Robert De Niro delivers Lincoln’s civility warning at a Carnegie Hall benefit
By HILLEL ITALIE, Associated Press
Mar 3, 2026 11:53 PM CST
Robert De Niro delivers Lincoln’s civility warning at a Carnegie Hall benefit
FILE - Actor Robert Di Niro receives a German television, "Goldene Kamera," media award in Berlin on Feb. 6, 2008. (AP Photo/Michael Sohn, File)   (Associated Press)

NEW YORK (AP) — Robert De Niro walked onto Carnegie Hall's stage Tuesday night, unannounced and to loud applause. He didn't make any speeches, at least none of his own. After a career defined by playing gangsters, an avenging taxi driver and a paranoid prize fighter, the Oscar-winning actor recited a call for civility, as first spoken by Abraham Lincoln.

“Reason, cold, calculating, unimpassioned reason, must furnish all the materials for our future support and defense," De Niro said in an even voice, halting at first, but becoming firmer as he became caught up in words Lincoln delivered in 1838, early in his public life. “Let those materials be molded into general intelligence, sound morality, and in particular, a reverence for the constitution and laws."

De Niro was a featured performer at the 39th annual benefit concert for the nonprofit cultural and educational organization Tibet House US, where others appearing ranged from Laurie Anderson and Elvis Costello to Maya Hawke and Allison Russell. He didn't dwell on current events, or on President Donald Trump, whom he has denounced often fiercely over the past decade. But his reason for giving that particular speech had everything to do with the country today.

De Niro was reading excerpts from Lincoln's “Lyceum Address,” a warning against mob violence that Lincoln delivered to a young man's debating society in Springfield, Illinois. Philip Glass, a co-director of Tuesday night's benefit, used the address as inspiration for his Symphony No. 15, “Lincoln.” He was supposed to premiere his symphony at the Kennedy Center in June, but announced earlier this year that he was calling off the performance, citing Trump's ouster of the center's leadership. The president has made the venue a flashpoint for his battle against so-called “woke” culture.

“The values of the Kennedy Center today are in direct conflict with the message of the Symphony,” Glass said in a statement at the time.

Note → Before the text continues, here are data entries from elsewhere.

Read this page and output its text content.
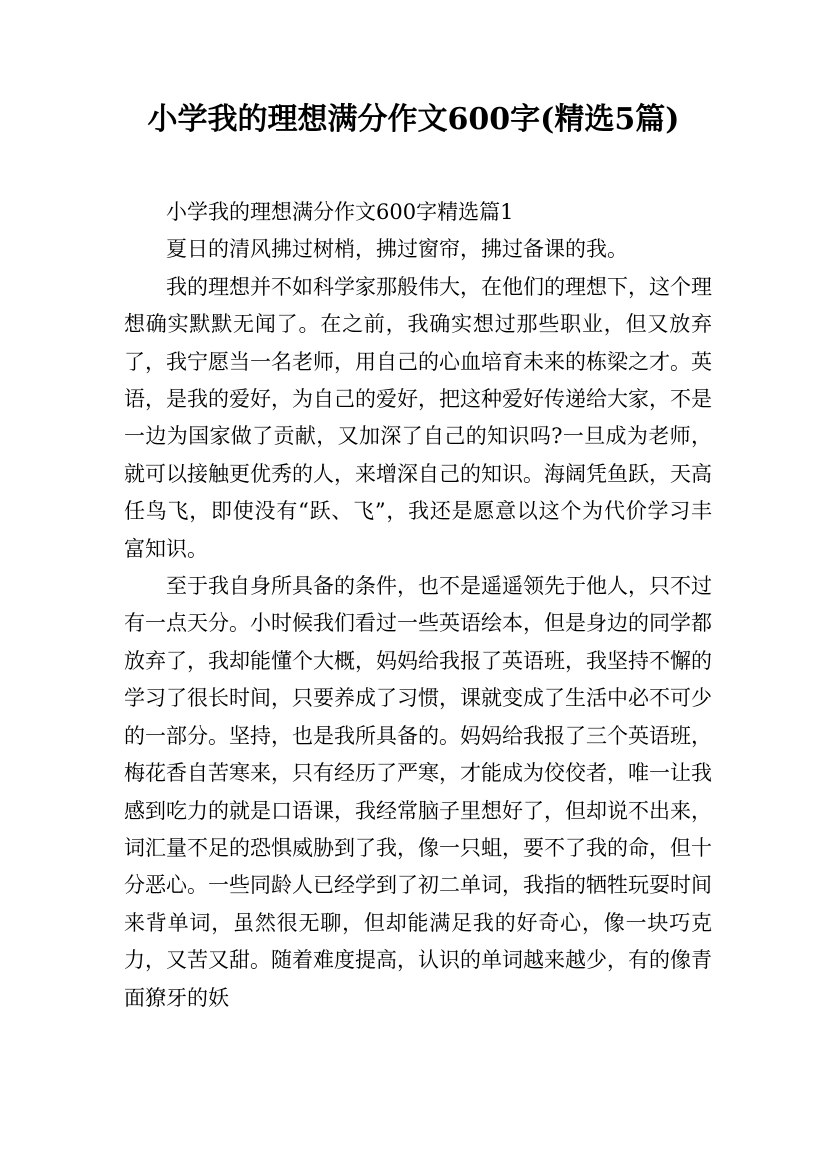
小学我的理想满分作文600字(精选5篇)

小学我的理想满分作文600字精选篇1

夏日的清风拂过树梢，拂过窗帘，拂过备课的我。

我的理想并不如科学家那般伟大，在他们的理想下，这个理想确实默默无闻了。在之前，我确实想过那些职业，但又放弃了，我宁愿当一名老师，用自己的心血培育未来的栋梁之才。英语，是我的爱好，为自己的爱好，把这种爱好传递给大家，不是一边为国家做了贡献，又加深了自己的知识吗?一旦成为老师，就可以接触更优秀的人，来增深自己的知识。海阔凭鱼跃，天高任鸟飞，即使没有“跃、飞”，我还是愿意以这个为代价学习丰富知识。

至于我自身所具备的条件，也不是遥遥领先于他人，只不过有一点天分。小时候我们看过一些英语绘本，但是身边的同学都放弃了，我却能懂个大概，妈妈给我报了英语班，我坚持不懈的学习了很长时间，只要养成了习惯，课就变成了生活中必不可少的一部分。坚持，也是我所具备的。妈妈给我报了三个英语班，梅花香自苦寒来，只有经历了严寒，才能成为佼佼者，唯一让我感到吃力的就是口语课，我经常脑子里想好了，但却说不出来，词汇量不足的恐惧威胁到了我，像一只蛆，要不了我的命，但十分恶心。一些同龄人已经学到了初二单词，我指的牺牲玩耍时间来背单词，虽然很无聊，但却能满足我的好奇心，像一块巧克力，又苦又甜。随着难度提高，认识的单词越来越少，有的像青面獠牙的妖
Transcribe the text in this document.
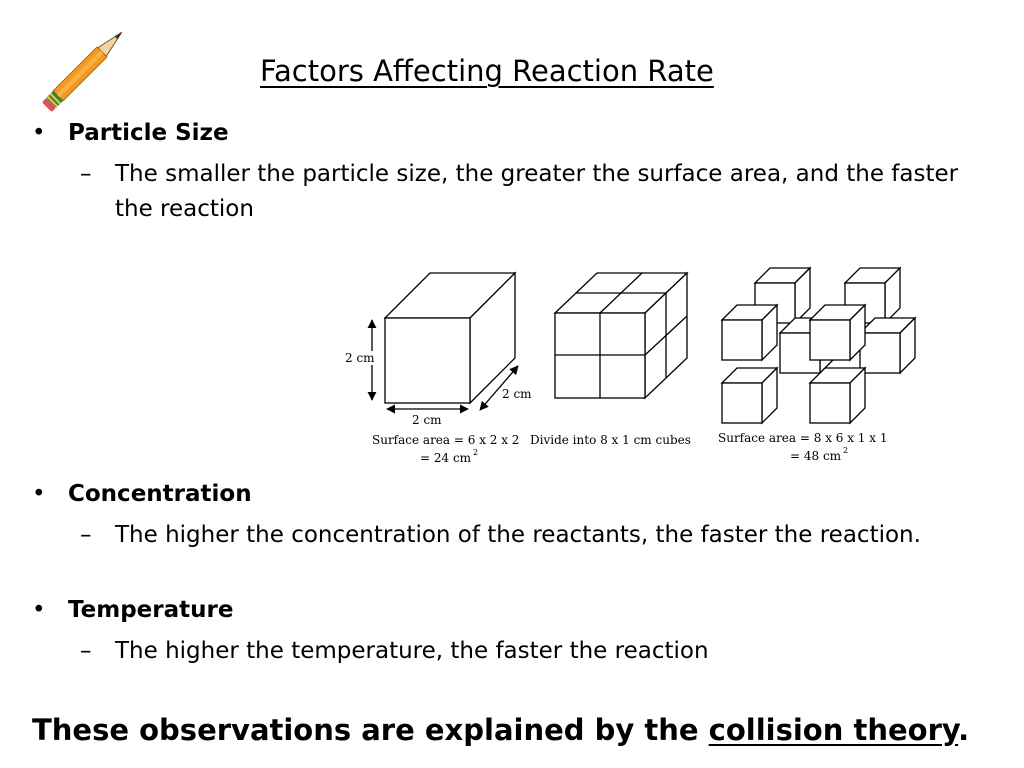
Factors Affecting Reaction Rate
• Particle Size
– The smaller the particle size, the greater the surface area, and the faster the reaction
2 cm
2 cm
2 cm
Surface area = 6 x 2 x 2
= 24 cm 2
Divide into 8 x 1 cm cubes Surface area = 8 x 6 x 1 x 1
= 48 cm 2
• Concentration
– The higher the concentration of the reactants, the faster the reaction.
• Temperature
– The higher the temperature, the faster the reaction
These observations are explained by the collision theory.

Last month, Trump announced that the center would shut down in July for construction he expects to last two years. Numerous artists in addition to Glass had withdrawn from planned appearances, including Renée Fleming, Lin-Manuel Miranda and Bela Fleck.

Trump's name was rarely spoken by anyone during the nearly three-hour show Tuesday night. But the president was clearly on the minds of numerous performers who denounced the war against Iran, U.S. Immigration and Customs Enforcement and what they saw as a general spirit of violence and indifference. Costello, who had the crowd clapping along to “(What’s So Funny ’Bout) Peace, Love, and Understanding,” hardly needed to point out the relevance of a song written by Nick Lowe more than 50 years ago.

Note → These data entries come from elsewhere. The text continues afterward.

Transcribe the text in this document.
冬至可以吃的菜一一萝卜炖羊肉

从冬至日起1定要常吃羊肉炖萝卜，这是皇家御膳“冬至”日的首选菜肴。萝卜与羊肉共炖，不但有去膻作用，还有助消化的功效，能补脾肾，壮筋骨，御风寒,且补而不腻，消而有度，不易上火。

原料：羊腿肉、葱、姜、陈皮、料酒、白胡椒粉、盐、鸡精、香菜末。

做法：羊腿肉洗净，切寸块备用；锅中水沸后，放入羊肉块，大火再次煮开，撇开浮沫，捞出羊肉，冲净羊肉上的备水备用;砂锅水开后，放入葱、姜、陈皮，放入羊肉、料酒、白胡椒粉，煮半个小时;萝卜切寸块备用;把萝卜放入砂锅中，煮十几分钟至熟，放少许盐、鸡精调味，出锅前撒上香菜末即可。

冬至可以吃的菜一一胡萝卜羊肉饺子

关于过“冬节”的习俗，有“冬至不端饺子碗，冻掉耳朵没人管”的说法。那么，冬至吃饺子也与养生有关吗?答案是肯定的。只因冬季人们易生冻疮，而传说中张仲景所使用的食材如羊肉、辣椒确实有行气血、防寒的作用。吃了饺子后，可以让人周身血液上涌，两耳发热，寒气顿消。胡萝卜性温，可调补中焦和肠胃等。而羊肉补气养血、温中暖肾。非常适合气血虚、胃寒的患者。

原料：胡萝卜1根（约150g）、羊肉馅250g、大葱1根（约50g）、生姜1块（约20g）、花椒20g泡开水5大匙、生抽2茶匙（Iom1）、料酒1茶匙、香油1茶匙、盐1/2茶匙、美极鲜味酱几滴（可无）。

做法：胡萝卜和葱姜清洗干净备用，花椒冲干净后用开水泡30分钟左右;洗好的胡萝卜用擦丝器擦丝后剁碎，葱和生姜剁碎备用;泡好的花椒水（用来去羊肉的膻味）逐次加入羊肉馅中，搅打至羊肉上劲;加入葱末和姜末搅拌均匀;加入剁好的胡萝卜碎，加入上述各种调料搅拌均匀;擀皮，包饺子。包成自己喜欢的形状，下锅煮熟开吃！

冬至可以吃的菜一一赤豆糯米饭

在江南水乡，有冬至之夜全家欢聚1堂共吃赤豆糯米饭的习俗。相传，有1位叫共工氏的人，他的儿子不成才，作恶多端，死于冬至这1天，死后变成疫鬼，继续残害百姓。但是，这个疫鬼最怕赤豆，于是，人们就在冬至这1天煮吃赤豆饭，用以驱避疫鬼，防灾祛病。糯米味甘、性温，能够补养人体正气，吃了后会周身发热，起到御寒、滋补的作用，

Costello appeared toward the end of the night, and spoke of listening backstage and marveling at the “millions” of meanings of what he had been hearing. Tuesday night was a tribute to experimentation and to the universality of music, a world's tour of sounds and rhythms. It began with an invocation by the Drepung Gomang Monks, continued through the avant-garde compositions of Glass and Anderson, and stopped along the way for folk, gospel, protest songs, Beat poetry, Broadway and such pillars of modern Western music as the Rolling Stones' “Wild Horses,” performed as a duet by Russell and Toro y Moi, and Paul McCartney's “Maybe I'm Amazed," sung by Toro y Moi, the stage name for Chaz Bear.

Tuesday night also featured an unfinished song by Christian Lee Hutson, who promised he would work on it some more, and a duet between Hutson and Hawke, daughter of Ethan Hawke and Uma Thurman. Her grandfather, the Buddhist scholar and Tibet House co-founder Robert Thurman, began the night with praise for the artists and a sermon on the right of everyone to be happy. He did not seem to doubt the current joy of his granddaughter; she married Hutson last month, on Valentine's Day.